Steals are down around baseball, so don't get too much if your lineup is looking slow-footed these days. It should pick up some with the weather, and most likely, other people are having the same problem.


If you're willing to platoon, there are a bevy of outfielders that can help you in a daily league. You just have to put the effort in. And, of course, it's a bit of a problem that many of them face lefties for the most part. Rajai Davis is a great plug-and-play against southpaws. So is Craig Gentry. Drew Stubbs is playing every day right now, and he's walking and stealing bases, but once Michael Bourn is back, he'll be in mostly against lefties.

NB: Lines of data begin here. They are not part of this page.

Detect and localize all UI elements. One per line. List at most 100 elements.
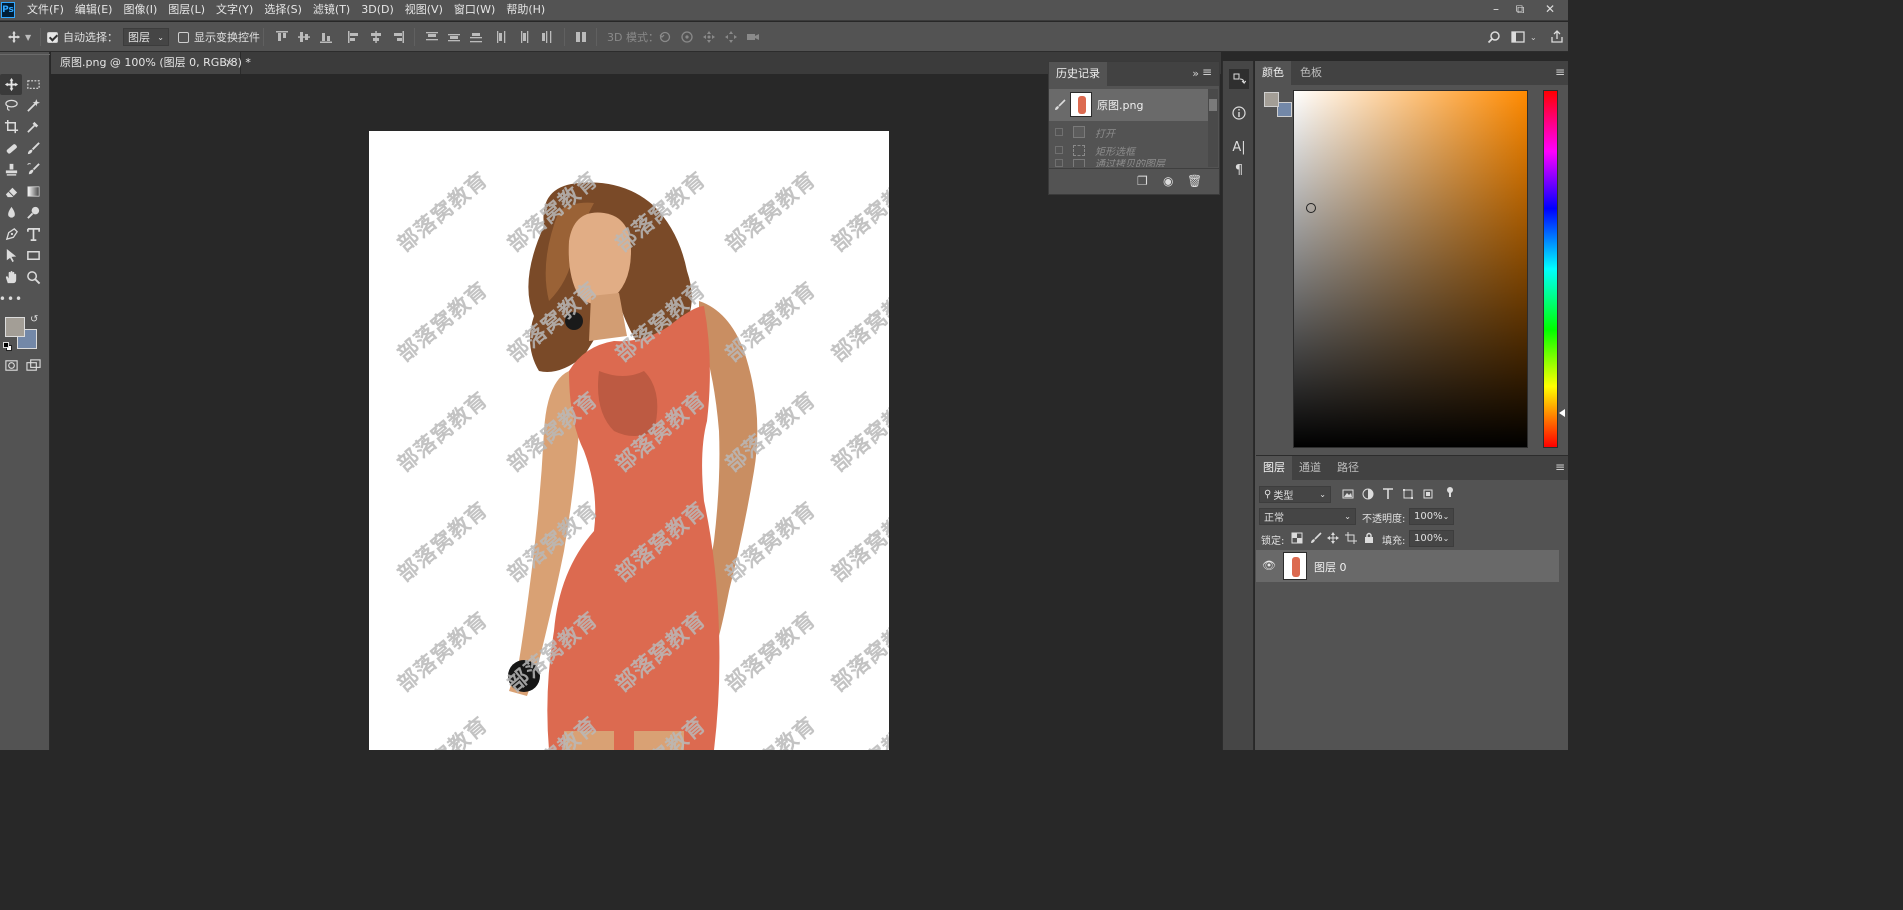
filter-smart-object-icon[interactable] — [1421, 487, 1435, 501]
camera-snapshot-icon[interactable]: ◉ — [1163, 174, 1173, 188]
close-icon[interactable]: ✕ — [1538, 0, 1562, 20]
layer-filter-dropdown[interactable]: ⚲ 类型 ⌄ — [1259, 486, 1331, 503]
panel-menu-icon[interactable]: ≡ — [1555, 65, 1565, 79]
distribute-right-icon[interactable] — [538, 29, 554, 45]
roll-3d-icon[interactable] — [679, 29, 695, 45]
auto-align-icon[interactable] — [573, 29, 589, 45]
color-picker-field[interactable] — [1293, 90, 1528, 448]
tab-swatches[interactable]: 色板 — [1293, 61, 1329, 85]
scrollbar-thumb[interactable] — [1209, 99, 1217, 111]
lock-pixels-icon[interactable] — [1309, 531, 1323, 545]
menu-help[interactable]: 帮助(H) — [506, 0, 545, 21]
lock-transparency-icon[interactable] — [1290, 531, 1304, 545]
filter-adjustment-icon[interactable] — [1361, 487, 1375, 501]
opacity-input[interactable]: 100% ⌄ — [1409, 508, 1454, 525]
menu-file[interactable]: 文件(F) — [27, 0, 64, 21]
menu-filter[interactable]: 滤镜(T) — [313, 0, 350, 21]
hand-tool[interactable] — [0, 267, 22, 288]
blend-mode-dropdown[interactable]: 正常 ⌄ — [1259, 508, 1356, 525]
layer-row[interactable]: 👁 图层 0 — [1256, 550, 1559, 582]
rectangle-tool[interactable] — [22, 245, 44, 266]
menu-layer[interactable]: 图层(L) — [168, 0, 205, 21]
new-document-from-state-icon[interactable]: ❐ — [1137, 174, 1148, 188]
eraser-tool[interactable] — [0, 181, 22, 202]
share-button[interactable] — [1549, 22, 1565, 52]
magic-wand-tool[interactable] — [22, 95, 44, 116]
align-bottom-icon[interactable] — [318, 29, 334, 45]
menu-type[interactable]: 文字(Y) — [216, 0, 253, 21]
rotate-3d-icon[interactable] — [657, 29, 673, 45]
filter-pixel-icon[interactable] — [1341, 487, 1355, 501]
auto-select-target-dropdown[interactable]: 图层 ⌄ — [123, 28, 169, 46]
healing-brush-tool[interactable] — [0, 138, 22, 159]
history-tab[interactable]: 历史记录 — [1049, 62, 1107, 86]
distribute-bottom-icon[interactable] — [468, 29, 484, 45]
menu-edit[interactable]: 编辑(E) — [75, 0, 113, 21]
quick-mask-button[interactable] — [0, 355, 22, 376]
history-state-row[interactable]: 通过拷贝的图层 — [1049, 159, 1209, 167]
close-tab-icon[interactable]: × — [225, 52, 234, 74]
document-tab[interactable]: 原图.png @ 100% (图层 0, RGB/8) * × — [51, 52, 251, 74]
tab-layers[interactable]: 图层 — [1256, 456, 1292, 480]
type-tool[interactable] — [22, 224, 44, 245]
menu-view[interactable]: 视图(V) — [405, 0, 443, 21]
auto-select-checkbox[interactable] — [47, 31, 58, 43]
camera-3d-icon[interactable] — [745, 29, 761, 45]
history-state-row[interactable]: 打开 — [1049, 123, 1209, 141]
tab-channels[interactable]: 通道 — [1292, 456, 1328, 480]
dodge-tool[interactable] — [22, 202, 44, 223]
filter-toggle-icon[interactable] — [1443, 485, 1457, 499]
lock-artboard-icon[interactable] — [1344, 531, 1358, 545]
pen-tool[interactable] — [0, 224, 22, 245]
fill-input[interactable]: 100% ⌄ — [1409, 530, 1454, 547]
history-state-row[interactable]: 矩形选框 — [1049, 141, 1209, 159]
minimize-icon[interactable]: – — [1484, 0, 1508, 20]
collapse-panel-icon[interactable]: » — [1192, 67, 1199, 80]
history-brush-source-icon[interactable] — [1053, 98, 1067, 112]
align-left-icon[interactable] — [346, 29, 362, 45]
clone-stamp-tool[interactable] — [0, 159, 22, 180]
filter-shape-icon[interactable] — [1401, 487, 1415, 501]
screen-mode-button[interactable] — [22, 355, 44, 376]
color-picker-cursor[interactable] — [1306, 203, 1316, 213]
history-state-checkbox[interactable] — [1055, 146, 1063, 154]
zoom-tool[interactable] — [22, 267, 44, 288]
history-brush-tool[interactable] — [22, 159, 44, 180]
history-state-checkbox[interactable] — [1055, 128, 1063, 136]
align-hcenter-icon[interactable] — [368, 29, 384, 45]
restore-icon[interactable]: ⧉ — [1508, 0, 1532, 20]
menu-select[interactable]: 选择(S) — [264, 0, 302, 21]
document-canvas[interactable]: 部落窝教育 部落窝教育 部落窝教育 部落窝教育 部落窝教育 部落窝教育 部落窝教育 部落窝教育… — [369, 131, 889, 750]
hue-slider[interactable] — [1543, 90, 1565, 448]
hue-slider-handle[interactable] — [1559, 409, 1565, 417]
character-panel-icon[interactable]: A| — [1229, 137, 1249, 157]
distribute-vcenter-icon[interactable] — [446, 29, 462, 45]
distribute-hcenter-icon[interactable] — [516, 29, 532, 45]
color-panel-foreground-swatch[interactable] — [1264, 92, 1279, 107]
menu-image[interactable]: 图像(I) — [123, 0, 157, 21]
info-icon[interactable] — [1229, 103, 1249, 123]
eyedropper-tool[interactable] — [22, 116, 44, 137]
crop-tool[interactable] — [0, 116, 22, 137]
distribute-left-icon[interactable] — [494, 29, 510, 45]
search-button[interactable] — [1486, 22, 1502, 52]
menu-window[interactable]: 窗口(W) — [454, 0, 495, 21]
history-snapshot-row[interactable]: 原图.png — [1049, 89, 1209, 121]
panel-menu-icon[interactable]: ≡ — [1202, 65, 1216, 81]
color-panel-background-swatch[interactable] — [1277, 102, 1292, 117]
blur-tool[interactable] — [0, 202, 22, 223]
move-tool-preset[interactable]: ▼ — [6, 22, 31, 52]
history-panel-icon[interactable] — [1229, 69, 1249, 89]
panel-menu-icon[interactable]: ≡ — [1555, 460, 1565, 474]
trash-icon[interactable]: 🗑 — [1187, 174, 1202, 188]
eye-visibility-icon[interactable]: 👁 — [1262, 559, 1276, 573]
gradient-tool[interactable] — [22, 181, 44, 202]
history-scrollbar[interactable] — [1208, 89, 1218, 167]
history-state-checkbox[interactable] — [1055, 159, 1063, 167]
workspace-switcher[interactable]: ⌄ — [1510, 22, 1537, 52]
align-vcenter-icon[interactable] — [296, 29, 312, 45]
path-selection-tool[interactable] — [0, 245, 22, 266]
swap-colors-icon[interactable]: ↺ — [30, 314, 42, 325]
lock-position-icon[interactable] — [1326, 531, 1340, 545]
align-top-icon[interactable] — [274, 29, 290, 45]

Nate McLouth doesn't have the speed of the rest of these guys, but at least he's a lefty and will play mostly against righties. You could say the same of lefty Gregor Blanco. Combining two of these players might give you 20-30 steals on the cheap.


If you're looking for a lefty to pick up in the hopes that he'll play every day in the future, check out Jordany Valdespin in New York. 'Spin has a flashy style that rubs some people the wrong way, and he hasn't yet turned a focus on patience into a good walk rate, but he has the potential for power and speed, strikes out at an average rate, and might be able to keep his batting average above .270. With the league hitting .249 these days, that's looking better than ever. Also, the left-hander is getting almost all of the center-field at-bats against righties in New York, and at some point he may take the role for himself. Especially if he can walk at a league-average rate.